Registered: Jul 2006
Posts: 337
Quote:
However I guess I can do inversion by software without having to store the graphics twice.


You keep forgetting c64 is not deamon of speed.
Usually having precalculated graphics, using some extra memory is the way to go. Oftentimes it makes a difference between running your game smoothly, or not. Or should i say running your game at all or not at all.

Manipulating your graphics data in realtime is something you want to avoid at all costs.

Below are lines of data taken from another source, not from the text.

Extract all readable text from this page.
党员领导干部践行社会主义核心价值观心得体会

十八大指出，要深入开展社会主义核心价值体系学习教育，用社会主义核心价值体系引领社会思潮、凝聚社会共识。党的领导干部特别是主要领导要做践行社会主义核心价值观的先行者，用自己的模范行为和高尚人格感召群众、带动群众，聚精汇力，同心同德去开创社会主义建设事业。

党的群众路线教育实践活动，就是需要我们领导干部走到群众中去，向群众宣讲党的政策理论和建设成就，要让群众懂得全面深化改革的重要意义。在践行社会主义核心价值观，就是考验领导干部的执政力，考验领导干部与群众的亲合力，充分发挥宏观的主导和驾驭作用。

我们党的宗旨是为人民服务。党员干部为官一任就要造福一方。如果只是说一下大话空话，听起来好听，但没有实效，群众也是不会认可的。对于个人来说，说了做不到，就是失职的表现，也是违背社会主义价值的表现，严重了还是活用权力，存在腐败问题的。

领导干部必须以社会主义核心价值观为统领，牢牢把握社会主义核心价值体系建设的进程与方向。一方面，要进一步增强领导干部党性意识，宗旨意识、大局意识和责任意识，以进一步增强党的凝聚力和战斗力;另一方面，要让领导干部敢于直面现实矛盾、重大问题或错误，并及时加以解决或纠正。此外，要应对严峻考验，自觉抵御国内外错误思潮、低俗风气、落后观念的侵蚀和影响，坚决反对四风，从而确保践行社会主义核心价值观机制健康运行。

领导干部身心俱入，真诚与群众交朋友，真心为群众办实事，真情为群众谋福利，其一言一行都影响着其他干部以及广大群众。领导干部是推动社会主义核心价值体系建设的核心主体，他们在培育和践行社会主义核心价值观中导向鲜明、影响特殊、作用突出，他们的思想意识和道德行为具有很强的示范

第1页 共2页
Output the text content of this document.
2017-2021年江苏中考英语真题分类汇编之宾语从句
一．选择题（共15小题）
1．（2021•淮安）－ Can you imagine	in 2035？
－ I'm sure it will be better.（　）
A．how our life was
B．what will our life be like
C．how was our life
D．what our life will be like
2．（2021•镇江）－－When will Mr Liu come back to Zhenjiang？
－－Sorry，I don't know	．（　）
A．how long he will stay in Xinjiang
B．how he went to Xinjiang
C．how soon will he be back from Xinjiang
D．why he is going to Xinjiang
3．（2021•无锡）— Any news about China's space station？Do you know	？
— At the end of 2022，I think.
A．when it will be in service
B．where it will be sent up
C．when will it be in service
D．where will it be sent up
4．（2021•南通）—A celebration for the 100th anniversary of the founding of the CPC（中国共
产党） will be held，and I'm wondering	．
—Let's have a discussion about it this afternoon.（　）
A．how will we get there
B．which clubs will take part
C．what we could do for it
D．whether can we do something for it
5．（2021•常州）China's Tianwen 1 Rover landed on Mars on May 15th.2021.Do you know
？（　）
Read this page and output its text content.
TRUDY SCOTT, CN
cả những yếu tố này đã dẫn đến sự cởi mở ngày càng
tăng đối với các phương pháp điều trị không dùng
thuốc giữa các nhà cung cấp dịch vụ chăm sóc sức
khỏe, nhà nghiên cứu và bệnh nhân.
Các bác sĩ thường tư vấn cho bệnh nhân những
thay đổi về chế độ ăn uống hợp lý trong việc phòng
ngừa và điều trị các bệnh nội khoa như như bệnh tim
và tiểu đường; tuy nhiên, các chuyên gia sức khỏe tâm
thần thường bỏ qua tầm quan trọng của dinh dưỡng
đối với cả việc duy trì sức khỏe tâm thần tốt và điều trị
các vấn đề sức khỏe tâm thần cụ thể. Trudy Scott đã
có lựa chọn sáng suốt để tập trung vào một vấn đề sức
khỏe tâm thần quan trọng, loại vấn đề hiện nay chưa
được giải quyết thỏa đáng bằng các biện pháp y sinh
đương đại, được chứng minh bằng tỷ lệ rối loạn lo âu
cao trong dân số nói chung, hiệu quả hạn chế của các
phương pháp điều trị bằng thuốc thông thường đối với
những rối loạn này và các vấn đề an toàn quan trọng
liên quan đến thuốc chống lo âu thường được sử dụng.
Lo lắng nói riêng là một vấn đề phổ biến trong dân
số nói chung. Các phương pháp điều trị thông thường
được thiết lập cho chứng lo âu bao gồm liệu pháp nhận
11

Unrolled routine to flip the sprite would take about (if my memory serves me right - havent been coding for years) 13*63 bytes, that's 13 full rasterlines (in the border, few more on the screen area, especially with sprites turned on)! You cannot afford that! Plus unrolled code would be much longer than 64 bytes, or if it wasn't unrolled it would take much more time. Plus there is 256 byte table you need to store somewhere.
2009-02-05 12:05
Bregalad
Account closed

Registered: Jul 2008
Posts: 42
If can be pretty fast that way :

ldy Data,X
lda HInversionTbl,Y
sta Data2+2,X
ldy Data+1,X
lda HInversionTbl,Y
sta Data2+1,X
ldy Data+2,X
lda HInversionTbl,Y
sta Data2,X

HInversionTbl
.db $00, $80, $40, $c0, $20, etc...

The HInversion Tbl could be created by software when the game starts to not have to load it from the disc.
2009-02-05 12:29
Frantic

Registered: Mar 2003
Posts: 1648
This code is bigger than the data for a sprite anyway and would be required to be duplicated for each sprite since the adresses are hard coded. Perhaps you meant to use something like lda (source_zp),y instead? I have to agree with others here, that you seem to underestimate how slow the C64 really is, assuming that you are supposed to do this stuff at the same time as a lot of other game logic and graphics stuff is running.

I'd say, either you have time for this stuff, and in that case you would probably do a loop anyway, to save RAM, or you don't have time, and in that case you would use pre-flipped sprite data and just change sprite pointers instead of doing the flipping in real time.